Charge-memory polaron effect in molecular junctions

TL;DR

This paper investigates the charge-memory effect in molecular junctions, demonstrating how electron-vibron interactions influence spontaneous and controlled switching behaviors, with implications for molecular electronics.

Contribution

It introduces a minimal polaron model to analyze charge-memory effects, revealing how bias voltage and junction symmetry affect switching dynamics and stability.

Findings

Spontaneous switching is exponentially suppressed at zero bias with strong electron-vibron interaction.

Asymmetric junctions enable hysteretic behavior and controlled switching.

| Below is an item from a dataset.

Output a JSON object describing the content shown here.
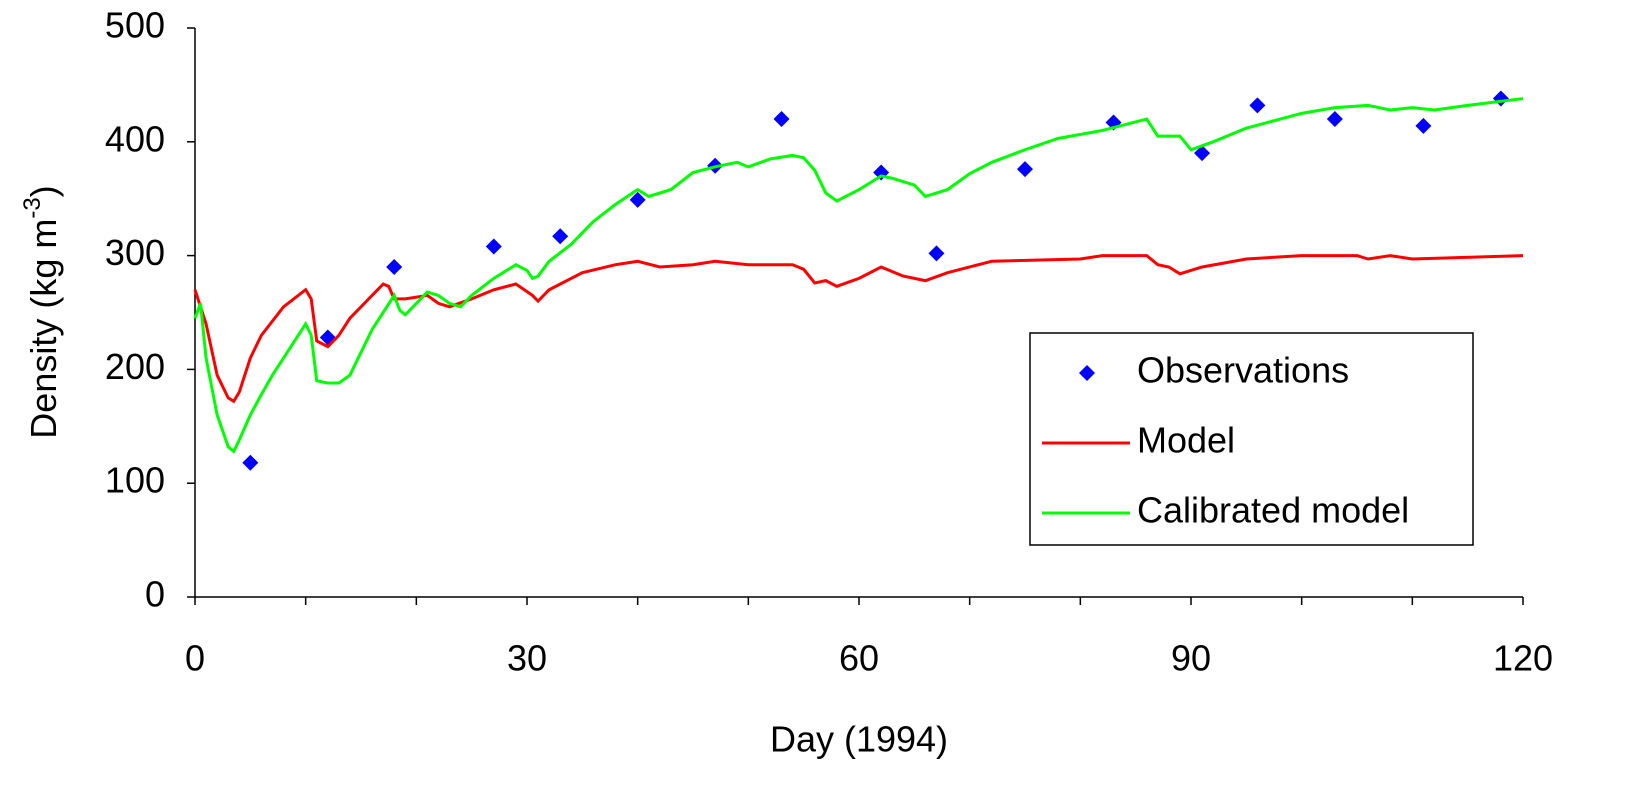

Switching timescales can be tuned by changing the bias voltage.

Abstract

The charge-memory effect, bistability and switching between charged and neutral states of a molecular junction, as observed in recent STM experiments, is considered within a minimal polaron model. We show that in the case of strong electron-vibron interaction the rate of spontaneous quantum switching between charged and neutral states is exponentially suppressed at zero bias voltage but can be tuned through a wide range of finite switching timescales upon changing the bias. We further find that, while junctions with symmetric voltage drop give rise to random switching at finite bias, asymmetric junctions exhibit hysteretic behavior enabling controlled switching. Lifetimes and charge-voltage curves are calculated by the master equation method for weak coupling to the leads and at stronger coupling by the equation-of-motion method for nonequilibrium Green functions.